Let $R$ be a commutative Noetherian ring with unique maximal ideal $\mathfrak{m}$. Let $N$ be a finitely generated $R$-module with the property that every exact sequence $0 \to L \to M \to N \to 0$ remains exact tensoring with any $R$-module. Prove that the $R$-module $N$ is free.
Here is my thoughts of this problem: We know that every submodule of a finitely generated $R$-module is finitely generated, since $R$ is Noetherian. We also know that $R/\mathfrak{m}$ is a field since $\mathfrak{m}$ is maximal, and thus tensoring the exact sequence with this field and using the fact that $R/\mathfrak{m} \otimes_R L \cong L/\mathfrak{m}L$ and similarly for $M$ and $N$ gives us the exact sequence $0 \to L/\mathfrak{m}L \to M/\mathfrak{m}M \to N/\mathfrak{m}N \to 0$.
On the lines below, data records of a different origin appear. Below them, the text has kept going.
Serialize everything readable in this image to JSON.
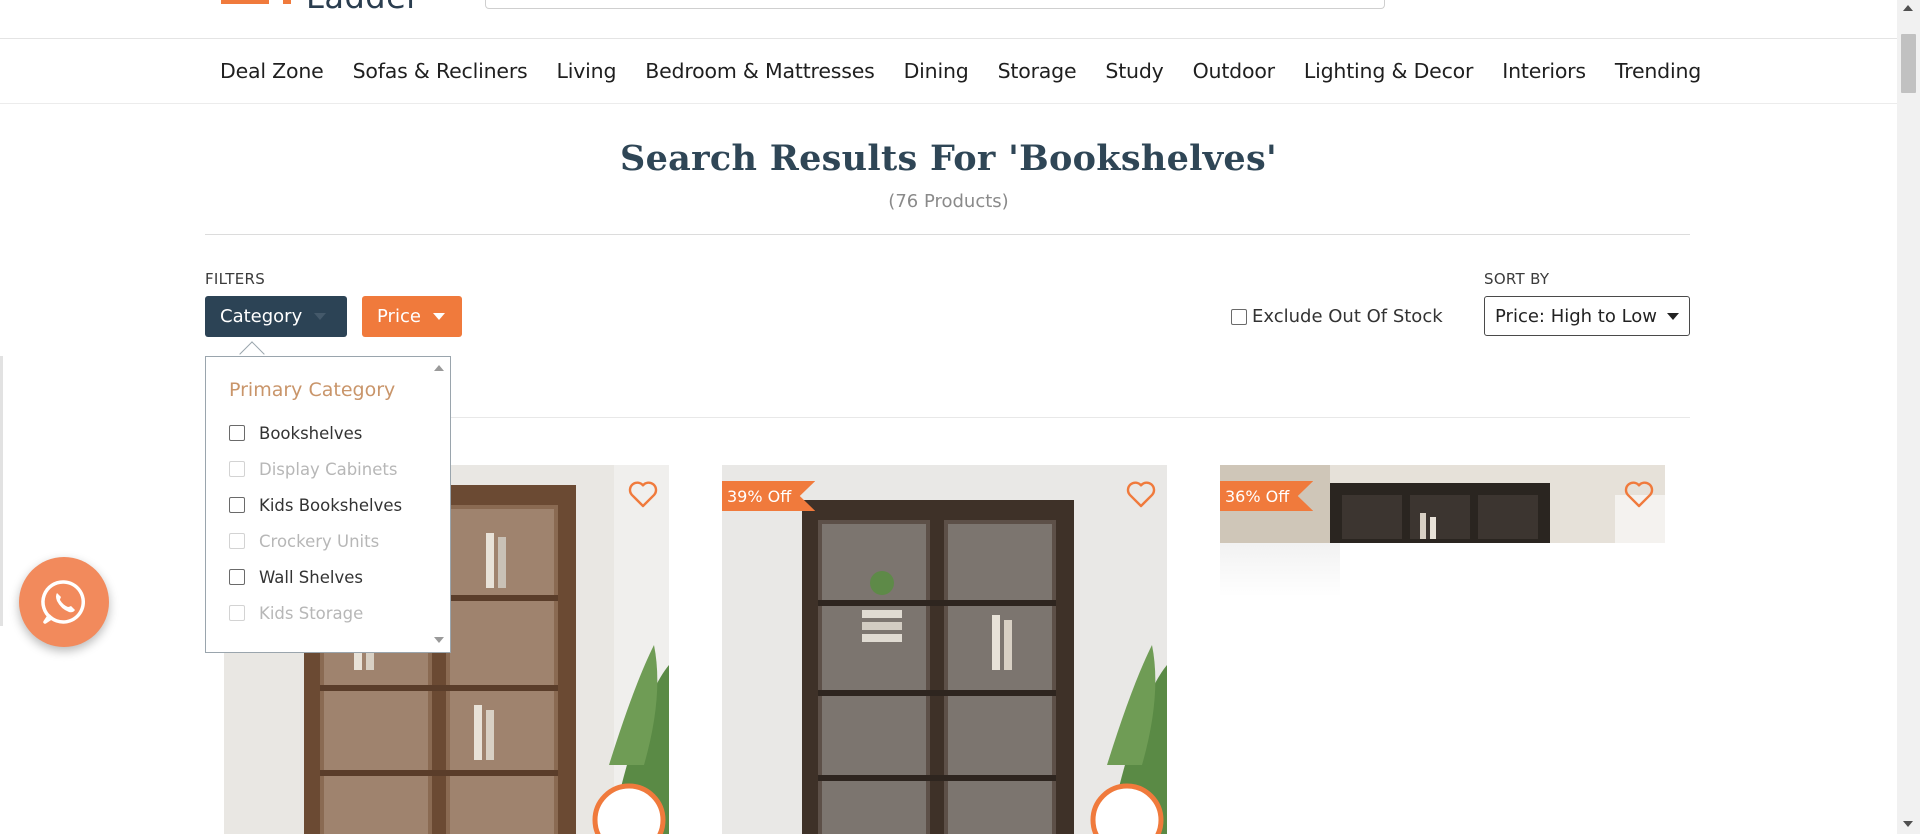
{
  "brand": {
    "logo_text": "Ladder",
    "accent_color": "#f07a3c",
    "dark_color": "#2c4355"
  },
  "nav": {
    "items": [
      "Deal Zone",
      "Sofas & Recliners",
      "Living",
      "Bedroom & Mattresses",
      "Dining",
      "Storage",
      "Study",
      "Outdoor",
      "Lighting & Decor",
      "Interiors",
      "Trending"
    ]
  },
  "results": {
    "title": "Search Results For 'Bookshelves'",
    "count": "(76 Products)"
  },
  "filters": {
    "label": "FILTERS",
    "category_label": "Category",
    "price_label": "Price",
    "exclude_oos_label": "Exclude Out Of Stock",
    "exclude_oos_checked": false
  },
  "sort": {
    "label": "SORT BY",
    "selected": "Price: High to Low"
  },
  "category_dropdown": {
    "section_title": "Primary Category",
    "options": [
      {
        "label": "Bookshelves",
        "enabled": true,
        "checked": false
      },
      {
        "label": "Display Cabinets",
        "enabled": false,
        "checked": false
      },
      {
        "label": "Kids Bookshelves",
        "enabled": true,
        "checked": false
      },
      {
        "label": "Crockery Units",
        "enabled": false,
        "checked": false
      },
      {
        "label": "Wall Shelves",
        "enabled": true,
        "checked": false
      },
      {
        "label": "Kids Storage",
        "enabled": false,
        "checked": false
      }
    ]
  },
  "products": [
    {
      "discount": "",
      "wishlisted": false
    },
    {
      "discount": "39% Off",
      "wishlisted": false
    },
    {
      "discount": "36% Off",
      "wishlisted": false
    }
  ],
  "icons": {
    "whatsapp": "whatsapp-icon",
    "heart": "heart-outline-icon"
  }
}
Here are my further thoughts. Since $N$ is finitely generated, there exists some $n \in \mathbb N$ and a short exact sequence $R^n \to N \to 0$ (i.e. a surjection $\varphi$ from $R^n$ to $N$). This sequence can be extended to the short exact sequence $0 \to \ker \varphi \to R^n \to N \to 0$ so that tensoring with $R/\mathfrak{m}$, we get the short sxact sequence $0 \to \ker \varphi/\mathfrak{m} \ker \varphi \to (R/\mathfrak{m})^n \to N/\mathfrak{m}N \to 0$. If $\mathfrak{m}N = N$, then by Nakayama's lemma we have that there exists $m \in \mathfrak{m}$ such that $(1-m)N = 0$. If $1-m \not\in R^\times$, then since $\mathfrak{m}$ is the unique maximal ideal of $R$, we may get $\langle 1-m, \mathfrak{m} \rangle$ is an ideal of $R$ containing $\mathfrak{m}$ and thus $1-m \in \mathfrak{m}$, so that $1 = (1-m) + m \in \mathfrak{m}$, a contradition. Thus $1 - m$ is invertible, and thus $N = 0$, which is free. Thus, we may assume that $\mathfrak{m}N < N$. I am not sure where to go from here.